Inference efficiency is a stack of mostly independent optimizations, each addressing a different bottleneck. This path works from the most fundamental (eliminating redundant computation) up to system-level memory management, numerical approximations, and architectural choices that compress or dynamically route compute.
Step 1 — KV Cache
Start here. The KV cache is the baseline optimization that makes autoregressive generation tractable at all. Without it, generating token N requires recomputing attention over all N-1 previous tokens on every step — O(N²) total. The KV cache stores computed K and V tensors, reducing decode-phase cost to O(1) per step. Every subsequent optimization in this path either reduces cache memory or improves cache utilization.
Step 2 — Flash Attention
The KV cache solves the compute redundancy problem. Flash Attention solves the memory bandwidth problem. The standard attention computation materializes the full N×N attention matrix in HBM (slow GPU memory). Flash Attention tiles the computation to run entirely in SRAM (fast on-chip memory), drastically reducing memory traffic. Both optimizations are needed: the KV cache for the decode phase, Flash Attention for the prefill phase.
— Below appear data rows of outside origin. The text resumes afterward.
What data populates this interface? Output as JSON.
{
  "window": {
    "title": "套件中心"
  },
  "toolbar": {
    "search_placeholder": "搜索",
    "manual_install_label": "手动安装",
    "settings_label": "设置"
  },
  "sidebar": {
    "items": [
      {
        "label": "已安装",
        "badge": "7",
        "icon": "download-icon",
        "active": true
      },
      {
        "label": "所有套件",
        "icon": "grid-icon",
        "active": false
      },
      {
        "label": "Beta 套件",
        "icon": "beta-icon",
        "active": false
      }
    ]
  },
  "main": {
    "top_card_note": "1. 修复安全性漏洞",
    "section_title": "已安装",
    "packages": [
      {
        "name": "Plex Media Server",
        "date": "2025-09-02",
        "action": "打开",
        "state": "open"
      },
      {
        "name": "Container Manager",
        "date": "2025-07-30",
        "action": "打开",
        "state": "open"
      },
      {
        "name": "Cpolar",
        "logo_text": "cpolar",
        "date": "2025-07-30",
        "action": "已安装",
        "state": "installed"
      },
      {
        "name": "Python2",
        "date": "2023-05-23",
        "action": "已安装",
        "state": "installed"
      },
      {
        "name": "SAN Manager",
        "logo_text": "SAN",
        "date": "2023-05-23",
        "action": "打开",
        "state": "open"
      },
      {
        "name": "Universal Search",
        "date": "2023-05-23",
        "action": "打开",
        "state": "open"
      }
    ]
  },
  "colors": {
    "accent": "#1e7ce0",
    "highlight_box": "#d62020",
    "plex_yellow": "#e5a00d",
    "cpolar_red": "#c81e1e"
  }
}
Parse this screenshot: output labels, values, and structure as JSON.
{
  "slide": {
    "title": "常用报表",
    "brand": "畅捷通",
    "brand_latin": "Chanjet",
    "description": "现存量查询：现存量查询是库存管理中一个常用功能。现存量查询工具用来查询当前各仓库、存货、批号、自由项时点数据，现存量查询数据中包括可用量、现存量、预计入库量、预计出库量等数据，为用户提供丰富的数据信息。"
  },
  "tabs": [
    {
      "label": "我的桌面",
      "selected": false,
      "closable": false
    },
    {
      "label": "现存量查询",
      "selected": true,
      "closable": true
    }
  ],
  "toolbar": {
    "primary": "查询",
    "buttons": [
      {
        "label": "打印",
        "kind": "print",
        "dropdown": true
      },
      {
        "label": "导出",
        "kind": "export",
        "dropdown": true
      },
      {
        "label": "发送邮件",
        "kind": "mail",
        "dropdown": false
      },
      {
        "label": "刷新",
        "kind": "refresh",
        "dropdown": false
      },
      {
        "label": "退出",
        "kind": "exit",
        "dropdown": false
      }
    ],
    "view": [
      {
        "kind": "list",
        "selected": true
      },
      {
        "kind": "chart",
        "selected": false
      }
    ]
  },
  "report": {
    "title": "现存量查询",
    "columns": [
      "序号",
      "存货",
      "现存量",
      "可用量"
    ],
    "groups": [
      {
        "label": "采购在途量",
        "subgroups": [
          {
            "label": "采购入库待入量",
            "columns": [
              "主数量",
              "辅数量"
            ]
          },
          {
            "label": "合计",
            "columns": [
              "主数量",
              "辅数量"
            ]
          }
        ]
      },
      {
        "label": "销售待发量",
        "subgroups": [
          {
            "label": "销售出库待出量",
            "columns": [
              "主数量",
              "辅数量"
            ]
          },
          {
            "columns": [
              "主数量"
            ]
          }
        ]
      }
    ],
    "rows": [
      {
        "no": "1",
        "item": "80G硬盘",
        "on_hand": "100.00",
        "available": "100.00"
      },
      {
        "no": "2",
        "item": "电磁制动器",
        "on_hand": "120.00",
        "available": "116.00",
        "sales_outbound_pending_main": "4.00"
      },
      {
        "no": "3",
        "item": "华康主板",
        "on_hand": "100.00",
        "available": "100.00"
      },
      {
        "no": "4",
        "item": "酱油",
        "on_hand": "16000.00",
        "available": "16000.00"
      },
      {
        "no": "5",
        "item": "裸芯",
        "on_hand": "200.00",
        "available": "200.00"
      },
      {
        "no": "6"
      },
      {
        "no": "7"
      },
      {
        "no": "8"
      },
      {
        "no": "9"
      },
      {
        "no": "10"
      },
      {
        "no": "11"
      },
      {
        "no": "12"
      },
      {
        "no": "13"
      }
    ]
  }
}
Step 3 — Grouped Query Attention (GQA)
The KV cache grows with sequence length and with the number of KV heads. GQA reduces the number of KV heads while keeping the full number of query heads — LLaMA-3 70B uses 8 KV heads instead of 64, reducing cache size 8x at a modest quality cost. This is an architectural choice baked in at training time, but it’s motivated entirely by inference-time memory constraints. Understand this before PagedAttention.
Step 4 — Mistral 7B
Mistral 7B is the first production model to combine GQA with sliding window attention (SWA) — attention limited to a fixed local window — in a single architecture. The result: a 7B model that outperforms LLaMA 2 13B on most benchmarks, runs faster at inference, and fits in less memory. Reading this after GQA makes the architectural motivation for both choices clear, and shows how inference constraints shape model design from the start.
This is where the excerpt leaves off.